When the stock markets have long periods of positive returns, as they have had for most of the past decade, it can be easy to forget how a bear market feels to an investor.  The last quarter of 2018 provided a vivid reminder. Large market swings and precipitous drops can unnerve even the most experienced investors, despite knowing that these swings are to be expected and are part of the reason that stock returns are generally higher than those of bonds.  By comparison, bonds can seem boring, with their more stable, but lower, expected returns.

We know that risk and return are inextricably linked, and asset class correlation is a key factor in building a well-diversified portfolio.  While expected returns on bonds are lower over the long term than stock returns, investors are often rewarded during down equity markets by the offsetting positive returns of bonds. This diversification dampens the overall volatility and makes market swings more tolerable. This was true in the 4th quarter of 2018, when the U.S. stock market posted a 14% loss, while the U.S. bond market was up.

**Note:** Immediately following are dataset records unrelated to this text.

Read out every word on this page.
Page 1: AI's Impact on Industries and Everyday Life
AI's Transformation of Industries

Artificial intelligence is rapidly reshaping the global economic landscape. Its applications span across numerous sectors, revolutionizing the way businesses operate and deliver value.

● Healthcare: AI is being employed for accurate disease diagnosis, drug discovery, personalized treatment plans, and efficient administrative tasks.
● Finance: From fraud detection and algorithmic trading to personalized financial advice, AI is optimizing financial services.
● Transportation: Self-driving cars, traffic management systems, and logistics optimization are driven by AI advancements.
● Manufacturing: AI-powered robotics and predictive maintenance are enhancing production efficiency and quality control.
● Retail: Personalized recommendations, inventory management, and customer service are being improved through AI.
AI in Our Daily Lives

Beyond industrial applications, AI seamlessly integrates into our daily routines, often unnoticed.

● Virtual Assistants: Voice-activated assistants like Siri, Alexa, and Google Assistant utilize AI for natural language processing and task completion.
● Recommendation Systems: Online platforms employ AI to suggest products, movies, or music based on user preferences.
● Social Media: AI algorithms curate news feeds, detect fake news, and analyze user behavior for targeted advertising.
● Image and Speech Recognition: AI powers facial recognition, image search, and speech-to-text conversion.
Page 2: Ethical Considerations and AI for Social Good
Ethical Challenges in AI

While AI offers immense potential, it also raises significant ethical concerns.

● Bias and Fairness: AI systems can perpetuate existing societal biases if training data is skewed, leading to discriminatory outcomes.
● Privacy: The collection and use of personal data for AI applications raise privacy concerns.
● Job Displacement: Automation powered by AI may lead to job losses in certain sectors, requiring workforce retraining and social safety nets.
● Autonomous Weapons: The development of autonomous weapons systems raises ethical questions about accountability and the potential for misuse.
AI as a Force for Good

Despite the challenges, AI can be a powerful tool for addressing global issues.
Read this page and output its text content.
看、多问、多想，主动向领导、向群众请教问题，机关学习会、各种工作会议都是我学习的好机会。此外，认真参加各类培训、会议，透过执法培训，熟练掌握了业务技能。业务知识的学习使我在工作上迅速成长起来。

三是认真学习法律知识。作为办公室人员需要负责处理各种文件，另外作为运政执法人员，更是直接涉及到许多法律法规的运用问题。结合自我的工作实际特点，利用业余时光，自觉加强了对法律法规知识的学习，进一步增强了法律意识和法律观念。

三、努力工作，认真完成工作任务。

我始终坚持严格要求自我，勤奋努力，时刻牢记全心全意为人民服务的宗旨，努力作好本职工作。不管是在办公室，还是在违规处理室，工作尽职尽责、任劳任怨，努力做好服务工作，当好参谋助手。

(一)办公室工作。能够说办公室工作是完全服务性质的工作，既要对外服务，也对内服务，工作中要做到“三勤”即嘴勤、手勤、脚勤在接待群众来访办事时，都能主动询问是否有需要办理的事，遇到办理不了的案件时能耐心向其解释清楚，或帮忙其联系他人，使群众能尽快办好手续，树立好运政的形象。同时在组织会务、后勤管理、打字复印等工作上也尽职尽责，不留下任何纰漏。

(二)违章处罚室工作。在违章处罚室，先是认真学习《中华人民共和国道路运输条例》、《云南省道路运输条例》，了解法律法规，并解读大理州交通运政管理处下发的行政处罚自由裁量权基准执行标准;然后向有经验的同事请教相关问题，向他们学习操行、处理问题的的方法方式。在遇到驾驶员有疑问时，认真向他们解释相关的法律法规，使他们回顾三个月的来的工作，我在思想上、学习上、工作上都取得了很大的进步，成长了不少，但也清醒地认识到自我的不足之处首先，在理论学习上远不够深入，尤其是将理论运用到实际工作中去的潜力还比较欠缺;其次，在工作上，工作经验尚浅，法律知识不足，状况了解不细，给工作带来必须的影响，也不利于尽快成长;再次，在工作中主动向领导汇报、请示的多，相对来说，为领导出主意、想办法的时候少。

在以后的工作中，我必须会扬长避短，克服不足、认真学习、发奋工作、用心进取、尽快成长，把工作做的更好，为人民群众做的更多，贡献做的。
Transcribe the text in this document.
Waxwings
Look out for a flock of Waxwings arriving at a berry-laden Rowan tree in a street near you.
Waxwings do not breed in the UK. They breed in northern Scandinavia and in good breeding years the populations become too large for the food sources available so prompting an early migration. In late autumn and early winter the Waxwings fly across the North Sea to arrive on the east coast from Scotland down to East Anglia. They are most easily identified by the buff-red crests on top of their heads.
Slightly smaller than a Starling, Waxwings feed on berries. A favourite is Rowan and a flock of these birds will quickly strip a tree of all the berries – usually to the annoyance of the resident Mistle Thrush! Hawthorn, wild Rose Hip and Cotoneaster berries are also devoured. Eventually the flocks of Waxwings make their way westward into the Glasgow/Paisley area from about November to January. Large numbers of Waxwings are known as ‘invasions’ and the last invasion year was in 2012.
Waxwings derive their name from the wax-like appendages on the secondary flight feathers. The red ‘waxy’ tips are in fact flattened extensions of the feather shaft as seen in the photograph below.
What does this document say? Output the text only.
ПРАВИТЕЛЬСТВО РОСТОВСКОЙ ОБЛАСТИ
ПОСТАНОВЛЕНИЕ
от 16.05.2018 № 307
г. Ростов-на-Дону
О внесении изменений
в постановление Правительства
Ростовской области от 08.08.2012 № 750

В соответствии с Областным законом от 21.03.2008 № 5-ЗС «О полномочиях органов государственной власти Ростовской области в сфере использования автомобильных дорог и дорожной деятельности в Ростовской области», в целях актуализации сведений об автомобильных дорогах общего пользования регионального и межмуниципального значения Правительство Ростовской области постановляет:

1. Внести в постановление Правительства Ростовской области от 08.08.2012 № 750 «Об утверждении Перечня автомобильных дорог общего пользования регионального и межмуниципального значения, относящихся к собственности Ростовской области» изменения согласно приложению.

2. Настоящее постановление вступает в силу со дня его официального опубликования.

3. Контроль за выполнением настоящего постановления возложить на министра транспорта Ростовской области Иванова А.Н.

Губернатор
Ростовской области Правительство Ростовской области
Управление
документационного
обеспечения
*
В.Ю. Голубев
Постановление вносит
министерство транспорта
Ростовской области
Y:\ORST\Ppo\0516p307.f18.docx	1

Studies find that high-quality bonds provide ballast in volatile markets. This chart shows median returns of various asset classes during the worst decile of monthly U.S. equity returns, 1988-2017. It illustrates that the returns on high-quality bonds have been positive, on average, during months of the worst equity returns.  Reducing volatility can improve outcomes for investors with shorter time horizons who are withdrawing from their portfolios.

“I like boring things,” pop artist Andy Warhol was fond of saying, referring to his use of mundane items in his art. In investing, as well as in art, boring can be beautiful.